Before people arrived in what is now Whanganui, there was a shifting mosaic of land and water. The Whanganui River and its tributaries flooded periodically, changing their courses, sometimes flowing against the base of St John's Hill and Aramoho, other times towards "Wanganui East". Silt was deposited, either to become vegetated or remobilised in later floods. There is an obvious past course of the Whanganui, roughly from where SH4 meets Kaimatira Rd and then to No 3 Line and down what is now Matarawa Stream to Kowhai Park.
Seemingly flat, the floodplain would have had many minor ridges and terraces that the slowly rising land lifted above all but the largest floods. The terraces offered safe building sites in the 19th and early 20th centuries, ie above Anzac Parade.
Occasionally flooded land would have supported swamps of harakeke (flax), toetoe, sedges and shrubs. Swamp forest established eventually where destructive floods were rare. Almost the only visible record of the vegetation in those pre-human times is the 8ha of swamp forest that is now Gordon Park Scenic Reserve.
Floods on a wide, vegetated floodplain have lower water levels and slower flows than would otherwise occur.

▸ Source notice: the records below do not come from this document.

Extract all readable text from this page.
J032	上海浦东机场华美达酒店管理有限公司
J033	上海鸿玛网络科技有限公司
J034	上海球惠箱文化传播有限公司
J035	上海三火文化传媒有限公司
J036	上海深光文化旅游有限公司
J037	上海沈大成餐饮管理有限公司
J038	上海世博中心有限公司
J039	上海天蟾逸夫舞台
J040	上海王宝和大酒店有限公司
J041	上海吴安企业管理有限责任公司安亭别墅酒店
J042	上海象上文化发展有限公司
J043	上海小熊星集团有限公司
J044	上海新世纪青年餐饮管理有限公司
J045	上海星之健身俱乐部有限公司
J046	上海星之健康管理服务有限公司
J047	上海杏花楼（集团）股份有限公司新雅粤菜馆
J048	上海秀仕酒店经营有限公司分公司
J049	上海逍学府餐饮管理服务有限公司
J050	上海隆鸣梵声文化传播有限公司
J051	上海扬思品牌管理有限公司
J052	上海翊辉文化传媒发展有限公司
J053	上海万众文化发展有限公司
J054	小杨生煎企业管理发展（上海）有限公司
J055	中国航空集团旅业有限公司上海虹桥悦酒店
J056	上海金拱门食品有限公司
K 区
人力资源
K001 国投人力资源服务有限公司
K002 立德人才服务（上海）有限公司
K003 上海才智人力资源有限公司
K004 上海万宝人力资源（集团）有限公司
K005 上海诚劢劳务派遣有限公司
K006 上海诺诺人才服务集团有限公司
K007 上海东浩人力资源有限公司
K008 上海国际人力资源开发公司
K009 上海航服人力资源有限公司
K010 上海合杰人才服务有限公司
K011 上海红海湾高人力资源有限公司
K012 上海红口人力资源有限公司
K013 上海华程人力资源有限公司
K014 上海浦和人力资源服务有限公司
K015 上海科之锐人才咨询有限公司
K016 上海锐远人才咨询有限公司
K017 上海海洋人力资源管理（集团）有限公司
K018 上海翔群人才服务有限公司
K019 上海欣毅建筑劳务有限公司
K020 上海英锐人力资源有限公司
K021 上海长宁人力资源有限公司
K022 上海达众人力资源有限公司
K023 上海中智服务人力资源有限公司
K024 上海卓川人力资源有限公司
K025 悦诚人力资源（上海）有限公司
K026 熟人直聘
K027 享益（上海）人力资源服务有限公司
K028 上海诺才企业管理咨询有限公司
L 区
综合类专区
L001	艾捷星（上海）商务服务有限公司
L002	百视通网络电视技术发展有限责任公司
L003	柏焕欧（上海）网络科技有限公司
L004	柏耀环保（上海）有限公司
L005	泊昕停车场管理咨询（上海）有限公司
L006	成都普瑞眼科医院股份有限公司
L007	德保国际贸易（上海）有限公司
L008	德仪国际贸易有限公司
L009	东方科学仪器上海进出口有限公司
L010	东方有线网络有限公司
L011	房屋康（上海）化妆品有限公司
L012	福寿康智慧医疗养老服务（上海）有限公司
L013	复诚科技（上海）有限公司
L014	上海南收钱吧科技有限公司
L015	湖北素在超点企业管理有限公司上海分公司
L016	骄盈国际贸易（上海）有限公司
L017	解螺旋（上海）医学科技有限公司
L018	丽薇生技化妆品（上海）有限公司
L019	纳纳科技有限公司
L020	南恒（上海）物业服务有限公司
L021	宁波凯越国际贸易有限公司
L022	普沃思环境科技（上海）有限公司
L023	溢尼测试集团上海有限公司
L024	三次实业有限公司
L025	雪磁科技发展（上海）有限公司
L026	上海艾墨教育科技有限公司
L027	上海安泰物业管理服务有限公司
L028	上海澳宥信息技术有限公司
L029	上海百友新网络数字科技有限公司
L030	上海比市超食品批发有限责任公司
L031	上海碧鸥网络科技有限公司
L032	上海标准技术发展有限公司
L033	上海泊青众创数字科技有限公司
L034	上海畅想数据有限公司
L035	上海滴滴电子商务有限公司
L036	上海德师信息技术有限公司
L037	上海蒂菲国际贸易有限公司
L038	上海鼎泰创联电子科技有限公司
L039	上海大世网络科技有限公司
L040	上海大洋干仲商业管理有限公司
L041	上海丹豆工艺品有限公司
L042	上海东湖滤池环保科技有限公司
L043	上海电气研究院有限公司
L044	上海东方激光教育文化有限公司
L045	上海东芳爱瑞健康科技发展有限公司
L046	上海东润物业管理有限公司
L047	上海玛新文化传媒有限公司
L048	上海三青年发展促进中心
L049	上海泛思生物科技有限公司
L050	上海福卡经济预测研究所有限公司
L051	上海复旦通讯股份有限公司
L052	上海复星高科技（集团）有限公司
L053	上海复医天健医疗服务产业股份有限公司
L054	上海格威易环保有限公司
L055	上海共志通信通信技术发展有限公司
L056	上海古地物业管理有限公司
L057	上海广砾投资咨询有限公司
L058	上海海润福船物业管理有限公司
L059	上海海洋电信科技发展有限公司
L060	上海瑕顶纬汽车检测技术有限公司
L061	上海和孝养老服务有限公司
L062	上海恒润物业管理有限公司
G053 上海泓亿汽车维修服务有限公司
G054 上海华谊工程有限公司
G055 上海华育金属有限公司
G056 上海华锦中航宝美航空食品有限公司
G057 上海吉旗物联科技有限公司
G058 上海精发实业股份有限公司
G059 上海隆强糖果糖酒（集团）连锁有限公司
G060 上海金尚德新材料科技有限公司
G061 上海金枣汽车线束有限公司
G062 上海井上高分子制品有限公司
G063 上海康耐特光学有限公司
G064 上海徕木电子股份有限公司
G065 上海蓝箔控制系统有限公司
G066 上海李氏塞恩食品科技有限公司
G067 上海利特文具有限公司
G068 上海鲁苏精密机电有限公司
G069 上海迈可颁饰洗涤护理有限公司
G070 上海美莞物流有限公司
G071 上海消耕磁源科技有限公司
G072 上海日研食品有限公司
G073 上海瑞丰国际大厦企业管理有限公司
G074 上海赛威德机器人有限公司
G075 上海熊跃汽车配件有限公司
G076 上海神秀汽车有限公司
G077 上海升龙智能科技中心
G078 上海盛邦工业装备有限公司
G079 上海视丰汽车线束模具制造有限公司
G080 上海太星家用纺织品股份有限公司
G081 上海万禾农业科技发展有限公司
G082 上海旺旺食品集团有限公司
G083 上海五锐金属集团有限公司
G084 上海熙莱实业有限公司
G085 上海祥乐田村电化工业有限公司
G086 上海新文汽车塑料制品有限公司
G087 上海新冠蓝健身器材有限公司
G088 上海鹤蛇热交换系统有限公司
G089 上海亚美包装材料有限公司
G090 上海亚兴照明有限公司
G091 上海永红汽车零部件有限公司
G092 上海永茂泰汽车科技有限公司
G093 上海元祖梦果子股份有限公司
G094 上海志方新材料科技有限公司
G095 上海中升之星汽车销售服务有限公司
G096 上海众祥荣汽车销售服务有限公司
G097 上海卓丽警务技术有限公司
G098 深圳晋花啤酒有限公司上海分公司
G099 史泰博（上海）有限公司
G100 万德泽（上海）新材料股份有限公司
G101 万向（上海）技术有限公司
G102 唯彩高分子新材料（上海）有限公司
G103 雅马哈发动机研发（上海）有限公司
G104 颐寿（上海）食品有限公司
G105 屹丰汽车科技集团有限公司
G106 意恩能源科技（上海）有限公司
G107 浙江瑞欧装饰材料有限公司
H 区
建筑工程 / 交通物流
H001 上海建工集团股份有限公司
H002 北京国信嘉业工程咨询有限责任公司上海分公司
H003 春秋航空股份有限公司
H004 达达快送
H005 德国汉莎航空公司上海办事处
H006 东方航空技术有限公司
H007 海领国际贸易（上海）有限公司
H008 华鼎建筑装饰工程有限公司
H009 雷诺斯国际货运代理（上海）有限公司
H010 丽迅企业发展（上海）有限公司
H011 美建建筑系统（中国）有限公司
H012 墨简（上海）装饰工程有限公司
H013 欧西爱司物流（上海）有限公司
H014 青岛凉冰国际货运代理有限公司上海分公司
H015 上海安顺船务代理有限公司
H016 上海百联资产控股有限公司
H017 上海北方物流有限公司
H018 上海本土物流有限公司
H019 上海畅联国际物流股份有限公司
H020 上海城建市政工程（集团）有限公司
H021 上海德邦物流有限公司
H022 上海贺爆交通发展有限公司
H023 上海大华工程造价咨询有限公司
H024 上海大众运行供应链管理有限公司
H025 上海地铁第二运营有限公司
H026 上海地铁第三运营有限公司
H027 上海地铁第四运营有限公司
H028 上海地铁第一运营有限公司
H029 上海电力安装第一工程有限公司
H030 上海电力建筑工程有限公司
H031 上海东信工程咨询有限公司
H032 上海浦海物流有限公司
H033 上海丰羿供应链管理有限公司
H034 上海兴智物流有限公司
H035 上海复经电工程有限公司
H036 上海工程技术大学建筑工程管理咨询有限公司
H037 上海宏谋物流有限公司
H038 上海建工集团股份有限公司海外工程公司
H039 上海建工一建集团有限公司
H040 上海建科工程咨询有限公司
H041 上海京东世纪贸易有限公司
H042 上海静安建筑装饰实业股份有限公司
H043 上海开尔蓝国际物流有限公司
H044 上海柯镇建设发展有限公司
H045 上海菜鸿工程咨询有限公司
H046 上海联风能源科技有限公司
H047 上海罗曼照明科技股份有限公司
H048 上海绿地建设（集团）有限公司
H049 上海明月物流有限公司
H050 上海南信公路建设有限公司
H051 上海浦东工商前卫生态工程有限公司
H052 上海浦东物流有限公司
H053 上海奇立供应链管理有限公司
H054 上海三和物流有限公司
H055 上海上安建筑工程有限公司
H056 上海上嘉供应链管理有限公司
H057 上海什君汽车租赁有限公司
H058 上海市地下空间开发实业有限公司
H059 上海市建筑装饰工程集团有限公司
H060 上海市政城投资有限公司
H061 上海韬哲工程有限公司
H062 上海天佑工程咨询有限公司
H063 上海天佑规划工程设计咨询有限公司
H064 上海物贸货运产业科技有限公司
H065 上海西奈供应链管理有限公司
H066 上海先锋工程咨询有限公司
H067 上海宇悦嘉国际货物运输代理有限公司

Building stopbanks narrows the floodplain, resulting in higher water levels and faster flows. Moreover, the natural vegetation on the floodplain was adapted to survive floods, much as bamboo groves in Kowhai Park do today. It trapped silt and absorbed some of the flood's kinetic energy. The impacts of the Whanganui's floods since European settlement have been because the ecological principles of river behaviour are not understood - or ignored.